5

Infrastructure

GitHub: Repos, Commits & PRs

Save your code, track changes, and collaborate — a complete beginner's walkthrough

GitHub is where developers store and manage their code. It's like Google Drive, but specifically designed for code — it tracks every change you make, lets you undo mistakes, and makes it easy to collaborate with others (or with AI tools like Claude Code). If you're writing code of any kind, GitHub is essential.

Why do I need this?

  • Version history — every change you make is saved. You can go back to any previous version at any time.
  • Backup — your code lives in the cloud, not just on your computer. Laptop dies? Your code is safe.
  • Deployment — services like Vercel (Guide #7) deploy directly from GitHub. Push your code → your site updates.
  • AI tools love it — Claude Code and other AI coding tools work best when your project is a Git repository.

Key vocabulary

Git and GitHub have their own language. Here are the words you'll see constantly:

  • Git — the version control software that runs on your computer. It tracks changes to files.
  • GitHub — a website that stores your Git projects online and adds collaboration features.
  • Repository (repo) — a project folder tracked by Git. Every project gets its own repo.
  • Commit — a saved snapshot of your project at a specific moment. Like a save point in a video game.
  • Push — upload your local commits to GitHub.
  • Pull — download the latest changes from GitHub to your computer.
  • Branch — a parallel version of your project for testing changes without affecting the main version.
  • Pull Request (PR) — a proposal to merge changes from one branch into another. This is where code review happens.

Step 1: Install Git

  • Mac: Open Terminal (Cmd + Space, type "Terminal"). Type git --version. If Git isn't installed, your Mac will offer to install it. Click "Install."
  • Windows: Go to git-scm.com and download the installer. Run it with the default settings. This also installs "Git Bash," a terminal app you can use for Git commands.
  • Verify it works: open your terminal and type git --version — you should see a version number.
Claude Code can do this for you
You can ask Claude Code to handle all of the Git commands for you. Say "commit my changes" or "create a new branch called feature-login" — Claude runs the right commands automatically.

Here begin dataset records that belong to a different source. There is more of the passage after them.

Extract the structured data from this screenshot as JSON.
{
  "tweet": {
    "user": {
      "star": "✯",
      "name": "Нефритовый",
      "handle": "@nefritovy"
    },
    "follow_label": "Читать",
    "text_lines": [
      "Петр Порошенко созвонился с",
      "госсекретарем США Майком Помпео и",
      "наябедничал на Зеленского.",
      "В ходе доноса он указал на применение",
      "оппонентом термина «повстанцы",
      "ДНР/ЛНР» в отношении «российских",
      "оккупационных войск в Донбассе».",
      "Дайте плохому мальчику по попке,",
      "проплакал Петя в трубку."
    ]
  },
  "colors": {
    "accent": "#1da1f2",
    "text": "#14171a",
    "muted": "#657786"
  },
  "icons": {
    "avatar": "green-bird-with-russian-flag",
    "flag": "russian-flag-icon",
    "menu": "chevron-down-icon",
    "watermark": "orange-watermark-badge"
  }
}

Step 2: Create a GitHub account

  • Go to github.com and sign up (free)
  • Pick a username — this becomes part of your profile URL (github.com/yourusername)

Step 3: Configure Git on your computer

Tell Git who you are (this info appears on your commits):

  • Open your terminal
  • Type: git config --global user.name "Your Name"
  • Type: git config --global user.email "you@email.com"
  • Use the same email you signed up to GitHub with

Step 4: Create your first repo and push code

  • On GitHub, click the + button (top-right) → "New repository"
  • Name it something like my-first-project
  • Check "Add a README file" and click "Create repository"
  • Click the green "Code" button and copy the HTTPS URL
  • In your terminal: git clone [paste the URL] — this downloads the repo to your computer
  • cd my-first-project — enter the folder
  • Make a change — edit README.md or create a new file
  • git add . — stage all changes
  • git commit -m "my first commit" — save the snapshot
  • git push — upload to GitHub
  • Refresh the GitHub page — your changes are there!
If GitHub asks for authentication when you push, it will walk you through setting up a token or SSH key. Follow the prompts — this is a one-time setup.
Claude Code can do this for you
In Claude Code, you can skip all of these commands. Just say "push my changes to GitHub" or "create a new repo for this project" and Claude handles the rest, including writing a commit message for you.

The .gitignore file

Some files should never be uploaded to GitHub — things like passwords, API keys, and large auto-generated folders. A .gitignore file tells Git what to skip.

  • Create a file called .gitignore in your project's root folder
  • Add one entry per line for things Git should ignore:
  • node_modules/ — the giant folder of installed packages (can be re-downloaded)
  • .env — environment variables (often contain secrets)
  • .DS_Store — Mac system files (nobody needs these)
Never push API keys, passwords, or secret tokens to GitHub. Even in private repos, it's a bad habit. Use a .env file locally and add it to .gitignore.
Try this now

Follow Steps 1–4 above end to end. Create a repo, clone it, add a file, commit, and push. It takes about 10 minutes and you'll have version-controlled code on GitHub. From here, you can deploy it on Vercel (Guide #7) or start using Claude Code with it (Guide #3).